3:45 p.m. – Once we arrived at the dock Allen took all of my gear and washed it with clean water to remove as much of the salt as he could. He then gathered all of my gear and followed Poncho and I back to the lodge to break down the gear and settle up. Once we had the gear cleaned and packed away for the trip back home, Poncho and I began to talk about the difficulties of getting the necessary materials to guide. He was impressed with my flies and wished for access to those types of materials. I opened my box and told him to take what he would like. In my opinion, it's the relationships, people, and places that make a great fishing trip. Sure, holding up a monster specimen as fish pornography in order to feed our ongoing need to justify our place among the fishing Gods is great. But, it’s people like Poncho and Allen who share a little bit of what their lives are like and where they live that make it a truly memorable trip. With that being said, I requested an address where I could begin sending both guys some materials. Allen was fascinated with how I tied my flies and you could easily see a sincere desire to try and become a fly tier himself. So, I promised to send him one of my many vices that I have long since evolved away from for him to begin learning the craft. I also took this time to pick Poncho’s brain on what materials he liked and put together a list of supplies that would take nothing for me to get. At first glance, you would think I was doing this as a nice gesture to make Poncho and Allen feel better. But, it’s quite the contrary. I know that by doing this I will genuinely be helping Poncho with his effectiveness as a guide, and opening a new door for Allen to expand his career as a guide. No folks, I’m doing this because it genuinely makes me feel great. I know that when I return to Punta Allen I will have two friends who greet me with a cold cerveza and a warm welcome into their community.

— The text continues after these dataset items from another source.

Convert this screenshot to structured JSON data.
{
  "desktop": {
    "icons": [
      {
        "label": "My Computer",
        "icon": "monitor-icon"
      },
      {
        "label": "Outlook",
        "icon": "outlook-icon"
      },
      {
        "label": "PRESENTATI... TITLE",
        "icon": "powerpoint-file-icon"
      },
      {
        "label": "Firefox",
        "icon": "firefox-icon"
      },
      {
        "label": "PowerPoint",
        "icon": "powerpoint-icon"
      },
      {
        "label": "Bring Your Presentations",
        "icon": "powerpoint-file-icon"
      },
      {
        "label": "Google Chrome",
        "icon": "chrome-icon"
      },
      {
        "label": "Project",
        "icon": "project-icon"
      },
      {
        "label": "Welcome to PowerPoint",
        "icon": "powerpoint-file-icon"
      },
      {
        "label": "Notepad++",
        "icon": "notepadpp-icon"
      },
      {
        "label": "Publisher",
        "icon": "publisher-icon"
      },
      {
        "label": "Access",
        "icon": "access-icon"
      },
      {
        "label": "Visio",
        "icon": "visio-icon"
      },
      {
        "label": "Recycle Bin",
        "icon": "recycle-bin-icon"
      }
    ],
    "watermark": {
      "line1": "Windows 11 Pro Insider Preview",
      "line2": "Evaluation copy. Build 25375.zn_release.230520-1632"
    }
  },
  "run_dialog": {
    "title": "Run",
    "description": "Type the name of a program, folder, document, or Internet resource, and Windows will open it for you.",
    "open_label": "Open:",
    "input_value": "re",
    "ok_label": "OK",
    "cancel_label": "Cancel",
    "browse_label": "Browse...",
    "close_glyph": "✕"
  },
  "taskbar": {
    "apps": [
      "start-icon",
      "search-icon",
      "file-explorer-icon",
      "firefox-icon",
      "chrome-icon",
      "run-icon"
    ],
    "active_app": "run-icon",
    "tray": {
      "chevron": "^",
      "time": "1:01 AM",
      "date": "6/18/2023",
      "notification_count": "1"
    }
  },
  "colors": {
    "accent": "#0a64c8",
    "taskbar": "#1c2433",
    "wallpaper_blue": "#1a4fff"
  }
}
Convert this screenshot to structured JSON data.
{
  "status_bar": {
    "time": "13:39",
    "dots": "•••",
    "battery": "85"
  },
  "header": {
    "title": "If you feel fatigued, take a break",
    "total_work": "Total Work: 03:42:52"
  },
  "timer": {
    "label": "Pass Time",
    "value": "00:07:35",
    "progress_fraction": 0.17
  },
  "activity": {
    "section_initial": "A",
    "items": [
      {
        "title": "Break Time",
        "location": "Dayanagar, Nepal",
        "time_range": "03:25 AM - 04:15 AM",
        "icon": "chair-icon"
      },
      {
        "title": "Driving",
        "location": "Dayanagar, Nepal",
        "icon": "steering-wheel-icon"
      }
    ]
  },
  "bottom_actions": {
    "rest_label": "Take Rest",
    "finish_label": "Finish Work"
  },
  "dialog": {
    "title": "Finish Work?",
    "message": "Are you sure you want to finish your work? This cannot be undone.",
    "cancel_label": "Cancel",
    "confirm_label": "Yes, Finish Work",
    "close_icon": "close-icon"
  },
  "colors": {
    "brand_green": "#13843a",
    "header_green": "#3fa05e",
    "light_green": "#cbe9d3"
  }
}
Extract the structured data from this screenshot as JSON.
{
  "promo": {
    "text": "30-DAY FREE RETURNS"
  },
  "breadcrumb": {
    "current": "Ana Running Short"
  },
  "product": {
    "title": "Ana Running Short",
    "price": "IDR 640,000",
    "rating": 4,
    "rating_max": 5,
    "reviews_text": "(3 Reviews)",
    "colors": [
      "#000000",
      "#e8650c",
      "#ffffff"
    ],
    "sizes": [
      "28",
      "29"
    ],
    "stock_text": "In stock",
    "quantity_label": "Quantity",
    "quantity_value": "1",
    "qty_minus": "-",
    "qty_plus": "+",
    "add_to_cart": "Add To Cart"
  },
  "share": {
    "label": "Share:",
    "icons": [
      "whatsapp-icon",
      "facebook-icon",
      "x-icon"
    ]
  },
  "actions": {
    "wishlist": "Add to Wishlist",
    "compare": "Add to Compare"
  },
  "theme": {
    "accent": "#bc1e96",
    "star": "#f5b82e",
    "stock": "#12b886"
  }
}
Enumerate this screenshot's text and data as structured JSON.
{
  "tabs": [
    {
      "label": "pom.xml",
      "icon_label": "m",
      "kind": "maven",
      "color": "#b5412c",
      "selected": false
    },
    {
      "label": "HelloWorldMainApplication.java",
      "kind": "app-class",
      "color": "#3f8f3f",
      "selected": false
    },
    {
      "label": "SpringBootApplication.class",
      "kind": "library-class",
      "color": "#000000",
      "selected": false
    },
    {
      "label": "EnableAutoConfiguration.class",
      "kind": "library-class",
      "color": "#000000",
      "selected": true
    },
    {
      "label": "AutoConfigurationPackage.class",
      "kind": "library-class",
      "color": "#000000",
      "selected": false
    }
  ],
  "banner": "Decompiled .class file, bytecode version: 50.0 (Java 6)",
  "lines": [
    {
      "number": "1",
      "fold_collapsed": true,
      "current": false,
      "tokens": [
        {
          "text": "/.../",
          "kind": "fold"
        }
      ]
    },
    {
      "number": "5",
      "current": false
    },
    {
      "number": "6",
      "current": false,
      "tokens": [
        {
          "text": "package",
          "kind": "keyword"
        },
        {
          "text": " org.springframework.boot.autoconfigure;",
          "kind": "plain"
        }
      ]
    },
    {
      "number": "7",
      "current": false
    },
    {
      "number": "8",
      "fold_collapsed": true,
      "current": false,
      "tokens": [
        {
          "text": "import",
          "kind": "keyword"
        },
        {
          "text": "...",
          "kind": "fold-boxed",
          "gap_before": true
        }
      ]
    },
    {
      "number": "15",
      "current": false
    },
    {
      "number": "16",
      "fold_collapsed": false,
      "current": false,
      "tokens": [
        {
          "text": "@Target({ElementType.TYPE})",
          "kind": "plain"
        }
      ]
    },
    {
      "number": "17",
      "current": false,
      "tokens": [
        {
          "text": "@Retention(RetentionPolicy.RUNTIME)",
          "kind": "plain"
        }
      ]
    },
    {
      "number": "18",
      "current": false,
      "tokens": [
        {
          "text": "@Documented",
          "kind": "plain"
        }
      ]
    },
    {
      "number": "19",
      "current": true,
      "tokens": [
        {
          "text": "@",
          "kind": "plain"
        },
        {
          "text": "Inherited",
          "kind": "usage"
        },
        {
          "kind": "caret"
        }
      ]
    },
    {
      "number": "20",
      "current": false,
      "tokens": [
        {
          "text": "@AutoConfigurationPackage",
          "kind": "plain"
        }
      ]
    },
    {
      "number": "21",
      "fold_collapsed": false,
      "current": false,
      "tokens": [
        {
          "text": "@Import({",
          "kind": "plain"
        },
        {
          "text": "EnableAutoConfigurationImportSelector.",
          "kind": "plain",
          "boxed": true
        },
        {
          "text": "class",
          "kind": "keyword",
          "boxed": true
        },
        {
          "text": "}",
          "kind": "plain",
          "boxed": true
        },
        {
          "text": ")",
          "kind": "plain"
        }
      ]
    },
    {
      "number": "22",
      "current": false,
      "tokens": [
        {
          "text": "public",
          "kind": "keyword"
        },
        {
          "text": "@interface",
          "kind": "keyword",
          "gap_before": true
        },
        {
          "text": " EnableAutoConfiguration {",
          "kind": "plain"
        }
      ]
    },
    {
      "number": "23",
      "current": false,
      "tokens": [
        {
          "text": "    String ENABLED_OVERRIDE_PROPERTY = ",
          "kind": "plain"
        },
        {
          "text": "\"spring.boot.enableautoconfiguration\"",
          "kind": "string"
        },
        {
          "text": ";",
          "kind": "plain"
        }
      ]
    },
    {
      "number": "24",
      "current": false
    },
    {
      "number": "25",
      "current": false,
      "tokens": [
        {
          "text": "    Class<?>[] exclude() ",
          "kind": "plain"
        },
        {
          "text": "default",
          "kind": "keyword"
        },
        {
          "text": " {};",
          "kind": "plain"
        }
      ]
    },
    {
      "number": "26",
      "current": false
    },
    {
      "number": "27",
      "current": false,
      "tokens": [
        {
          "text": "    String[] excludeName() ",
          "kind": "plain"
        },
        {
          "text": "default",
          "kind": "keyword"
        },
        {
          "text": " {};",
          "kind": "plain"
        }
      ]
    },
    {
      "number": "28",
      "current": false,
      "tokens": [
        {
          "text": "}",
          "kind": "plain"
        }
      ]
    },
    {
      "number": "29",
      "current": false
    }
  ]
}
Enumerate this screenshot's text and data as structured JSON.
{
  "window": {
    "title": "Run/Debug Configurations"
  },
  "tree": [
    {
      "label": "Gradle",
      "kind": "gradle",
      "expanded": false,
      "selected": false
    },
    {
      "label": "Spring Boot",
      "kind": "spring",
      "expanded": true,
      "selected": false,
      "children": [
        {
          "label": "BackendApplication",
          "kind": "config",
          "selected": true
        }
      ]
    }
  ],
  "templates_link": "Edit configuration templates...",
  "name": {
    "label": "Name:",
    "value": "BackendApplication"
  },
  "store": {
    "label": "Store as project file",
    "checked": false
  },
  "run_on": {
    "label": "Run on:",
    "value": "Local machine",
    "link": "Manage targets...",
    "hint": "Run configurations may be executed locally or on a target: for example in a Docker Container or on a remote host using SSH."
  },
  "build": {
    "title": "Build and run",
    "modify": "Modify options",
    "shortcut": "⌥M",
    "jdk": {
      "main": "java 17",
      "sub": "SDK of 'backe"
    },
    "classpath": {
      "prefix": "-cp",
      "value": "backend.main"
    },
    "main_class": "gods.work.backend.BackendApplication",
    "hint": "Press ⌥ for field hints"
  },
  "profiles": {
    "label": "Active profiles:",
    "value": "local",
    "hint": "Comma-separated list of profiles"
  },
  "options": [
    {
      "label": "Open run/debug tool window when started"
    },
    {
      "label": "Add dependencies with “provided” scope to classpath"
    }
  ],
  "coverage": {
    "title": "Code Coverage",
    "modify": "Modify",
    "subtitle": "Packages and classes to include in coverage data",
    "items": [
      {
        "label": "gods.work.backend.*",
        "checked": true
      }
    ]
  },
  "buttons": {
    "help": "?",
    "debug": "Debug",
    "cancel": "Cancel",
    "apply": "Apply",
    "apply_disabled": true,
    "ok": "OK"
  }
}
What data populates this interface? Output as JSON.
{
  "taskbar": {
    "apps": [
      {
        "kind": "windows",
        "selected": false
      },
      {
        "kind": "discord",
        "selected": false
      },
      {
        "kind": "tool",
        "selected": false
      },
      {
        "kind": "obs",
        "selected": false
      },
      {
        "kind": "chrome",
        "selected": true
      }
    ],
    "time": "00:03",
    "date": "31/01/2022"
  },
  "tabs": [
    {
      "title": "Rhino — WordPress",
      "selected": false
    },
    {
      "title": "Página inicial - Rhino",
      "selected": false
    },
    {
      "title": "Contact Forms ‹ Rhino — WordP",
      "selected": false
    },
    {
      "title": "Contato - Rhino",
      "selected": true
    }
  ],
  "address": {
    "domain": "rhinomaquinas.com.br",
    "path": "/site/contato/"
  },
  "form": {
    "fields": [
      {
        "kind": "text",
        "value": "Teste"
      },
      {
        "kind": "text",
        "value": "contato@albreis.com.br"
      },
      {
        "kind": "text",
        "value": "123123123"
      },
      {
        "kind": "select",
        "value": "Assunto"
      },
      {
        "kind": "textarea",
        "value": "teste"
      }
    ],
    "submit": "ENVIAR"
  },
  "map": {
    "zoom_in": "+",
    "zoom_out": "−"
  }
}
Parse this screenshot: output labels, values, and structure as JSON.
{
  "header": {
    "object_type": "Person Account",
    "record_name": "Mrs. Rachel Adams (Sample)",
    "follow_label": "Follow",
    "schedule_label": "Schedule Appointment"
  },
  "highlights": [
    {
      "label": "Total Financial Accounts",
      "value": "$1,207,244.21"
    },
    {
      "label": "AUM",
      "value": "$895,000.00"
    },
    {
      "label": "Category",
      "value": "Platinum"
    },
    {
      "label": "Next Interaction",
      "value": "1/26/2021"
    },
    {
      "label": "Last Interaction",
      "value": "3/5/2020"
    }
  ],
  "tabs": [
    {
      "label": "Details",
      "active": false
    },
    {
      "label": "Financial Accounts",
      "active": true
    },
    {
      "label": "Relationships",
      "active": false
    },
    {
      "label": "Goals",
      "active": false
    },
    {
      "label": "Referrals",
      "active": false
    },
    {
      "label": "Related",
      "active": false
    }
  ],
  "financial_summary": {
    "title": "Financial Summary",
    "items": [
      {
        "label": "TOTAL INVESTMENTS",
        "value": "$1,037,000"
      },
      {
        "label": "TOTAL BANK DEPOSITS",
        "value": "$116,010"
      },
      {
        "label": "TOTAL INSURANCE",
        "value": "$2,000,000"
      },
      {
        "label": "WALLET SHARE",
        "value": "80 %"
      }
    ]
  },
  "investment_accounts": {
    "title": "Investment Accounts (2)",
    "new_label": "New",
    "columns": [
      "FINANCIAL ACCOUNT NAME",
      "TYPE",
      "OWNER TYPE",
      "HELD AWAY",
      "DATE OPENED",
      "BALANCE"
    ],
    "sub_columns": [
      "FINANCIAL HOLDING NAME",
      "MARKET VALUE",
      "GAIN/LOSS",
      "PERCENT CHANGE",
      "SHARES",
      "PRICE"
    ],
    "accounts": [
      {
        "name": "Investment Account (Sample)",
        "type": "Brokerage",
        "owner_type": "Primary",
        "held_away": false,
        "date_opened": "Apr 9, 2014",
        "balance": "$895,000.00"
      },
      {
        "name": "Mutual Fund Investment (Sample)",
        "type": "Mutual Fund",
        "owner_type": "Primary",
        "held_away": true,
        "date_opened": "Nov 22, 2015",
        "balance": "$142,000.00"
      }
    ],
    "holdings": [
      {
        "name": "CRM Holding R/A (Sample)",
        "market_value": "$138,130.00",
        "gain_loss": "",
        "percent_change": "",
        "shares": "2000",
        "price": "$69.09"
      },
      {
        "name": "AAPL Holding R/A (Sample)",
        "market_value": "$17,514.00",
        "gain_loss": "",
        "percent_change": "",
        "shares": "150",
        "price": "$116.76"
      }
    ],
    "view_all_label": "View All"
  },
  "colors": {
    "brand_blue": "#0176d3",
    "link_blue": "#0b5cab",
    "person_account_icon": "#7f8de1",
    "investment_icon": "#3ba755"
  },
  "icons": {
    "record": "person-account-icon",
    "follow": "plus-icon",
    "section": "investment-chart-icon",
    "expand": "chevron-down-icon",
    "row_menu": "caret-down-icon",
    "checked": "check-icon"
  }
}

4:15 p.m. – We were informed that Pesca Maya had decided to take us nearly all the way to Tulum by boat which would cut our drive time by more than 1 ½ hours. This may have been the most amazing part of the trip. Poncho drove the boat, in very low tide, full throttle for 25 minutes through countless pockets of water. Left then right then left, in the bay and back in the ponds, and absolutely no marks to follow other than the sun. Sure enough, we eventually pulled up to a small dock jetting out of the mangroves with our van driver Pedro waving his arms to greet us. We were all in amazement at Poncho’s knowledge of the water and ability to navigate such low water. As we unloaded our equipment I realized that this extra journey was an inconvenience for Poncho and going to be even more difficult going back as the tide continued to fall. This was far and away from his expected responsibilities as a fly fishing guide. He was doing this a a gesture of customer service and his way of building relationships as well. So, it was easy for me to add to his existing tip for guiding and to thank him for this extra service. It was an easy thing to do knowing how he had saved my aching back from the long bumpy ride in the van. I reluctantly shook Poncho’s hand to say goodbye and assured him he would be receiving a package from me in the near future. I informed him I was going to take him up on his offer of hospitality and stay in Punta Allen on my next visit to the Riviera Maya. It is a long and bumpy ride to reach Punta Allen, but once you arrive there are treasures far more glorious than expected on a fly fishing trip to the Ascension Bay.